Mr Davis said the shortage of doctors was worsening and heading towards a crisis in basic health services for Sale and centres throughout East Gippsland.

He acknowledged the importance of the Monash University Gippsland Medical School’s training program and the federally-funded getGP program in giving medical students and undergraduates experience in a regional setting as a means of encouraging them to practice in country centres.

But he said the programs were taking time to achieve positive results, and the long-term impact was constrained by the fact that they relied almost solely on positive local experience as the factor that would motivate young doctors to stay in the country.

Mr Davis emphasised in Parliament that families in the area were finding it increasingly difficult to get a prompt consultation with a GP. At Sale it had become impossible, even in an urgent situation, to get an appointment with a GP under about three weeks.

He cited the case of the distraught mother of a 15-month-old girl who began showing signs of severe congestion after earlier suffering pneumonia.

"The mother was unable to get access to a GP and told repeatedly to resort to visiting the hospital emergency department," he said. "But, as she accepted, it is not the proper role of an emergency department to fill the gap in general practice."

Mr Davis called on Health Minister Daniel Andrews too secure more GPs for Sale to resolve its immediate problem, and implement a broader strategy to lift the doctor-patient ratio in country regions to the statewide average.

He said the situation at Sale and in East Gippsland refuted the minister’s repeated claims that the Government was effectively addressing the shortage of country doctors.

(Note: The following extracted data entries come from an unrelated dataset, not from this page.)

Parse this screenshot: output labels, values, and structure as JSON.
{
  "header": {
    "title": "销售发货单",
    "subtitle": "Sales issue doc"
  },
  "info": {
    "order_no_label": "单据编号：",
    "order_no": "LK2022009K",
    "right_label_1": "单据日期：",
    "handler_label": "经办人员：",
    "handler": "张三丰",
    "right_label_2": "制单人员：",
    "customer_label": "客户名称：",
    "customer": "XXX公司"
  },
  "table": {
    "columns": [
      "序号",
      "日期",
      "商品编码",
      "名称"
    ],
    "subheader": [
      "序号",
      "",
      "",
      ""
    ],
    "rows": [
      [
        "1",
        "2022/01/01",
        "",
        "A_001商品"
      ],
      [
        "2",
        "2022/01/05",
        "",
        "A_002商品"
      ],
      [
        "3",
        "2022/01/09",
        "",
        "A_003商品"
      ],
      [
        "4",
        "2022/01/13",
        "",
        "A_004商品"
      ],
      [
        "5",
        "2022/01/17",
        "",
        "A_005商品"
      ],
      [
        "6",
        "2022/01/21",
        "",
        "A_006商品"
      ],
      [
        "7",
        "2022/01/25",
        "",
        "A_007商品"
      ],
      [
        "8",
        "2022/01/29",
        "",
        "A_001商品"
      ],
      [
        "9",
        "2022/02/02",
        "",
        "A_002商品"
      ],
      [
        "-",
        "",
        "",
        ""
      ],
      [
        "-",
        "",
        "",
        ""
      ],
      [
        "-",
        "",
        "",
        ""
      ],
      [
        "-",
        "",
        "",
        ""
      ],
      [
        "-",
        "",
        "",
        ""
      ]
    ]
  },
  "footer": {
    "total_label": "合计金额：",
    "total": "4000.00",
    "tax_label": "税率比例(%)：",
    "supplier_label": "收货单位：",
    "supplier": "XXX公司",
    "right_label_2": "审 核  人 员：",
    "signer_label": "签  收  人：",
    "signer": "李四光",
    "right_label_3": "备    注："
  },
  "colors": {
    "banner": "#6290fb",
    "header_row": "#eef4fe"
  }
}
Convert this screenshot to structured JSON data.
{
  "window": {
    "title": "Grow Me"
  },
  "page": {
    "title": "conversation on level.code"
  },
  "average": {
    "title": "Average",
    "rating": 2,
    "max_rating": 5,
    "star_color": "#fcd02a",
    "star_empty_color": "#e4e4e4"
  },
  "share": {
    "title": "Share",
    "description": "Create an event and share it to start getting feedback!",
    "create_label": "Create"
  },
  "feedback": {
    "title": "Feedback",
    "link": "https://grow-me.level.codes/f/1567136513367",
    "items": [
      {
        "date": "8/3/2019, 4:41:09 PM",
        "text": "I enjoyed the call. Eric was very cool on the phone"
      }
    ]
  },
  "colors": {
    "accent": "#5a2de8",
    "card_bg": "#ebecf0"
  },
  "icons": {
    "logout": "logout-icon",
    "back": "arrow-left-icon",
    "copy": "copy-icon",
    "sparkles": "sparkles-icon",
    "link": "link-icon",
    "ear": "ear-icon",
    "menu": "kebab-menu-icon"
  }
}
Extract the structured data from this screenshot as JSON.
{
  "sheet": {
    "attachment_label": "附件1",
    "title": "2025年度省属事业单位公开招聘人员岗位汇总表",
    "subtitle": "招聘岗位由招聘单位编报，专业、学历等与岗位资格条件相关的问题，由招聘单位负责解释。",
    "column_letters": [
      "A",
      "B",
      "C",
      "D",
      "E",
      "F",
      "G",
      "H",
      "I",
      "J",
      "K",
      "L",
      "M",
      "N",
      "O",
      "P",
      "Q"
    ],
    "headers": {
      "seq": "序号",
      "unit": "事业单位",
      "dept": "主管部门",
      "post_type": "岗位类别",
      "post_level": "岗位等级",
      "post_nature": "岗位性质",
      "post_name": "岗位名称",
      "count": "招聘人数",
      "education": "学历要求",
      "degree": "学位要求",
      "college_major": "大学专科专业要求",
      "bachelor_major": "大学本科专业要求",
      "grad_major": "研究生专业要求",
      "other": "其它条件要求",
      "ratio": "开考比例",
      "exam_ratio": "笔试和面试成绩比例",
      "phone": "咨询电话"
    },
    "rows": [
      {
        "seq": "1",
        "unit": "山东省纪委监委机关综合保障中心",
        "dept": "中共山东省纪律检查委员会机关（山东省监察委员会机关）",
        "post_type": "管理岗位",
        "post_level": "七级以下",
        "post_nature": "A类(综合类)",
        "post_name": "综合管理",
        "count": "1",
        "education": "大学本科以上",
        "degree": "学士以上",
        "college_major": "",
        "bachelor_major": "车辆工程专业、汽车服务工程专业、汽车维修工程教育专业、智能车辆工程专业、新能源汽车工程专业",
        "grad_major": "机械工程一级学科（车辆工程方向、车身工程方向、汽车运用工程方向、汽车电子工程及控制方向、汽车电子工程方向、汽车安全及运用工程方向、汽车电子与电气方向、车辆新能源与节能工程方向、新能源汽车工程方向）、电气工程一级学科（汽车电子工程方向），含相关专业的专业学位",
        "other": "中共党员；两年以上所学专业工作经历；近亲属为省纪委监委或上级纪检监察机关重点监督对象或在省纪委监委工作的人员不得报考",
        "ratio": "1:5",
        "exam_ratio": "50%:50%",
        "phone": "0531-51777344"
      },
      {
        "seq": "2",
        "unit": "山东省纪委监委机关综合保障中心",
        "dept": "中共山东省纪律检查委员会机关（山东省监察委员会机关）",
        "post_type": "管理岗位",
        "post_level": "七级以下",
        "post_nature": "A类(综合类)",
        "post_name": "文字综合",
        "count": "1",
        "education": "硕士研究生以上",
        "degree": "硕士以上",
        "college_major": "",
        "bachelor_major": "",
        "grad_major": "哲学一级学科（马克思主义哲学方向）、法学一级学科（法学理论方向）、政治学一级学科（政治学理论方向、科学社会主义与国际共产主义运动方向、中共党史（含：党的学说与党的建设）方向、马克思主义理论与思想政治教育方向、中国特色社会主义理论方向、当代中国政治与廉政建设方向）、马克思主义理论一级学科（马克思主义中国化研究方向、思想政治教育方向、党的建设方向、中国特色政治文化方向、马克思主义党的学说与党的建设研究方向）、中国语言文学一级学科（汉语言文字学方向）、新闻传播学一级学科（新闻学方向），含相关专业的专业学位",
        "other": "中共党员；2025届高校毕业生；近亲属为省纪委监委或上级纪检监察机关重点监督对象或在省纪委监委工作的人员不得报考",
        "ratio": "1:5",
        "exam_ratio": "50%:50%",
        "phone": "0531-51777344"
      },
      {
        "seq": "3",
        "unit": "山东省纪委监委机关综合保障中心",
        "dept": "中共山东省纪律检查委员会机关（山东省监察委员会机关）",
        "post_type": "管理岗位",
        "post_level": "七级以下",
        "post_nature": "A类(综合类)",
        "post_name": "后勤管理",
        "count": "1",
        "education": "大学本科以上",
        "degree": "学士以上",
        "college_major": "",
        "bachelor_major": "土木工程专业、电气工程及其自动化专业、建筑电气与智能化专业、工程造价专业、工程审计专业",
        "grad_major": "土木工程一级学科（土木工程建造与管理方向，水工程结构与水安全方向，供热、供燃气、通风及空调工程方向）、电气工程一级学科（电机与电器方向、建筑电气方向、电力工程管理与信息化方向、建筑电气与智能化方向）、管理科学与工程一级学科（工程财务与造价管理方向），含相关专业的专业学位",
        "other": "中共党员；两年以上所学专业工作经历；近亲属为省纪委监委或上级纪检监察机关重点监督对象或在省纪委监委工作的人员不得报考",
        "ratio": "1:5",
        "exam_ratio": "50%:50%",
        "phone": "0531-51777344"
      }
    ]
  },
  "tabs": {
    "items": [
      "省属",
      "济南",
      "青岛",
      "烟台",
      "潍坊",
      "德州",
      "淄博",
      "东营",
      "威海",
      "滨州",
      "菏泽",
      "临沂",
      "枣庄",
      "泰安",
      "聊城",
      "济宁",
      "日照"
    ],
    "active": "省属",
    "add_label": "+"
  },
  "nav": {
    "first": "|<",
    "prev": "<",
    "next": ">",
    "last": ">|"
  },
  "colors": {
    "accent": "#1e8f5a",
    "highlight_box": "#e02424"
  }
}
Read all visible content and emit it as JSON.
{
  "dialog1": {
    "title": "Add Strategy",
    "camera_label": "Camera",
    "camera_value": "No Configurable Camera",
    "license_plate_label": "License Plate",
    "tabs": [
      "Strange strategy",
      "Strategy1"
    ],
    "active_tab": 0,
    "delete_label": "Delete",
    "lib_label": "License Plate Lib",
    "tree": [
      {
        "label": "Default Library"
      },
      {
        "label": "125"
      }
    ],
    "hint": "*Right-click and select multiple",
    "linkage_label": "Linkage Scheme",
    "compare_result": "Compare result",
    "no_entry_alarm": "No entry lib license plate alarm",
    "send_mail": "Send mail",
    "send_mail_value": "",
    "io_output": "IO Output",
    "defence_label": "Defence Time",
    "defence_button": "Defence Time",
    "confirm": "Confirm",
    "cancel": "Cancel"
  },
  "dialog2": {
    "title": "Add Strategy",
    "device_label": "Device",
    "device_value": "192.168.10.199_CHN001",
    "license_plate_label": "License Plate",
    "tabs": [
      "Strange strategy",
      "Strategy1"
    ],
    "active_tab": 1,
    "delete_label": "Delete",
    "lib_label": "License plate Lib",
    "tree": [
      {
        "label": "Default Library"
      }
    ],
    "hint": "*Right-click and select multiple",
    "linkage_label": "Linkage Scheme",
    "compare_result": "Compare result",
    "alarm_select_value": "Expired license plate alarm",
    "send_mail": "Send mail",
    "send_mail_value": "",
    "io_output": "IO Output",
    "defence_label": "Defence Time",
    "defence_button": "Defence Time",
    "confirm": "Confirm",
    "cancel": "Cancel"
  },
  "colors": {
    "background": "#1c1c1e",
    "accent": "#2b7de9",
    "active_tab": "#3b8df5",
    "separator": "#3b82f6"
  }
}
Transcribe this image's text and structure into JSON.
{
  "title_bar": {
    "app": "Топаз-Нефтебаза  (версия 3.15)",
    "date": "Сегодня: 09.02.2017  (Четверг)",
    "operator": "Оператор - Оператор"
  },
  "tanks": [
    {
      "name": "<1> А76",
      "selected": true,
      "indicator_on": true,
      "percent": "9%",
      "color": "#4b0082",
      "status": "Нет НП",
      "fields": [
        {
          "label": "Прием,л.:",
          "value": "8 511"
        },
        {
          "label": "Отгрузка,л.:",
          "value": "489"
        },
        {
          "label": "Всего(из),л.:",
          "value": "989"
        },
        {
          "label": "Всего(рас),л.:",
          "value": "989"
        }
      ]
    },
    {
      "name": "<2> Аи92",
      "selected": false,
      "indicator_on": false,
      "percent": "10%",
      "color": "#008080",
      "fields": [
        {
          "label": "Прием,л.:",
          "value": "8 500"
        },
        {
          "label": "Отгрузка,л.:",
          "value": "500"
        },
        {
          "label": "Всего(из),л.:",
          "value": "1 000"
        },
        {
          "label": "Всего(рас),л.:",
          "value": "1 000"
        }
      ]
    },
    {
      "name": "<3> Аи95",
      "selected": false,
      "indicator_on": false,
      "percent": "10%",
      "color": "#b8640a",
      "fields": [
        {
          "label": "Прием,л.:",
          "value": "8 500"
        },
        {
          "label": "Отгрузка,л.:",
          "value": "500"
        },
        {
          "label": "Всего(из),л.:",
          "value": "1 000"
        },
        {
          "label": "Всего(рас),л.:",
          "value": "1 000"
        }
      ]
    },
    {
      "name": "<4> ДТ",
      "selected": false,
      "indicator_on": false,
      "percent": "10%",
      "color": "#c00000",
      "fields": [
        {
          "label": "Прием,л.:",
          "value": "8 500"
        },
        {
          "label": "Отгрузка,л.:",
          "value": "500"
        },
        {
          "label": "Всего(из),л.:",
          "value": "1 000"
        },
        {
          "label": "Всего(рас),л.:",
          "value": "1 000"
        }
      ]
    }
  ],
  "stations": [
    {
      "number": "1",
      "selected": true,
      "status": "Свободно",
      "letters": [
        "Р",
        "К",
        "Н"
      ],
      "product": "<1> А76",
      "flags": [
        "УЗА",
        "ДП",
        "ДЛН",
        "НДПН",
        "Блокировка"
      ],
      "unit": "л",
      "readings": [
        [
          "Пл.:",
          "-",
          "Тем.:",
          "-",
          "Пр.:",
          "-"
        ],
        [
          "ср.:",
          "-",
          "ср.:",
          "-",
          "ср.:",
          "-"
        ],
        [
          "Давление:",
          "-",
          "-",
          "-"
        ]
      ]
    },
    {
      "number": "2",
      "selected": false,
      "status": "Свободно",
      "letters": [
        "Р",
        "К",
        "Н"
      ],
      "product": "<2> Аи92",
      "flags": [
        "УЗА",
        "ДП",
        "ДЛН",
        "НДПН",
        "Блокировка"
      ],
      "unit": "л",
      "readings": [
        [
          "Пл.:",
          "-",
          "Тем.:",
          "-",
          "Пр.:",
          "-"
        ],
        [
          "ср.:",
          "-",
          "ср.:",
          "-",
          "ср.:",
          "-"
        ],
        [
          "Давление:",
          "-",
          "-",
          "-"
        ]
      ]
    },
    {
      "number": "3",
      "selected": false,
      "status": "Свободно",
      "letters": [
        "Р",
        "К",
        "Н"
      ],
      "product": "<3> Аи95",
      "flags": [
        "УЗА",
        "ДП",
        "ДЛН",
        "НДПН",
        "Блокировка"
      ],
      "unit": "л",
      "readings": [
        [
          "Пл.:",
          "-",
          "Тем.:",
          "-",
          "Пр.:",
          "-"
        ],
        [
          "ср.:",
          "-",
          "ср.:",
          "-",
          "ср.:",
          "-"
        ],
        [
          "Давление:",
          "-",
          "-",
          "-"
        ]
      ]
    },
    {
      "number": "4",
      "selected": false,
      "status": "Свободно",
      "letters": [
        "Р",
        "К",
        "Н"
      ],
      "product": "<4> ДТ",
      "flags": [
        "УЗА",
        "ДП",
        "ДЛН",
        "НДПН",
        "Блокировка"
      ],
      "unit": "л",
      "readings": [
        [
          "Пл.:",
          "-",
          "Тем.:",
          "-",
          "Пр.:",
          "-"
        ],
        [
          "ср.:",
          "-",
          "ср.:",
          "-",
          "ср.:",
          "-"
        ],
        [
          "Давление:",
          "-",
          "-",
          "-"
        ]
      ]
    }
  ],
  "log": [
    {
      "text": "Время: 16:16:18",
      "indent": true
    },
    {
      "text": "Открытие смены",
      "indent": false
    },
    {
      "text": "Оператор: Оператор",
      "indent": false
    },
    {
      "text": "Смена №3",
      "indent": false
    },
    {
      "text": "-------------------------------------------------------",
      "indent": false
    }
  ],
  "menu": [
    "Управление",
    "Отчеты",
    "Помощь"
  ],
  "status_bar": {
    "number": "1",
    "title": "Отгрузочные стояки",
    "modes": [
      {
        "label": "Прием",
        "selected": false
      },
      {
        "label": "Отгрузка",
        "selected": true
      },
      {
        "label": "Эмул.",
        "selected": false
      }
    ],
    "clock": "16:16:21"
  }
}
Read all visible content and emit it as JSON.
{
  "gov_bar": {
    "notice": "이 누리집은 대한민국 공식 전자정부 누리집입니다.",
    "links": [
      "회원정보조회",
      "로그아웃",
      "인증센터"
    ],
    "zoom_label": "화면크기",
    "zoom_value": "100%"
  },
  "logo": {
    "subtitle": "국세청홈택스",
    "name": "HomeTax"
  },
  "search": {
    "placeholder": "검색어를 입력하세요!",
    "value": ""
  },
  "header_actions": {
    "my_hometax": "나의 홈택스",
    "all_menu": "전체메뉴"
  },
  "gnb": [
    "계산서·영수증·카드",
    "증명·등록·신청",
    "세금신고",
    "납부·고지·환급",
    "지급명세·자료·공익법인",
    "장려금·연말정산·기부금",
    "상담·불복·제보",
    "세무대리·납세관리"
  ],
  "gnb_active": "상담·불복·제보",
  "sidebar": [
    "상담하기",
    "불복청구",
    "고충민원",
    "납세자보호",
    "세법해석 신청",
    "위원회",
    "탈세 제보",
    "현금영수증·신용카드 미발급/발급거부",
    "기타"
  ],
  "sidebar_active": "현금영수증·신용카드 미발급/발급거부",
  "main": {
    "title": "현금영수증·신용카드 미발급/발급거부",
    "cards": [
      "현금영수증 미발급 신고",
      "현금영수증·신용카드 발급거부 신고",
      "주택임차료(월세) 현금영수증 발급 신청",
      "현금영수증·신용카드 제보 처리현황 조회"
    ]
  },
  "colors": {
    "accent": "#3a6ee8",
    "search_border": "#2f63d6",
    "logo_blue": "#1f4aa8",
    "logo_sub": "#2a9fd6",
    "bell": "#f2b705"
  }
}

"The 77,000 people living in the area covered by the East Gippsland Division of General Practice – the area from Sale, Heyfield and Maffra to the state border – have one GP for every 1227 patients," Mr Davis said.

"This is well above the state average of one doctor to 1007 patients, and I suggest the situation is fairly typical of all the state’s more distant regions.

"It is unacceptable that people in the regions are forced to live without an adequate level of primary community health care."

Mr Davis submitted to Parliament last year that the state should implement an Australian Medical Association plan to fund more doctor training and recruit practitioners to country centres to overcome the shortage of doctors, but the Government rejected the plan.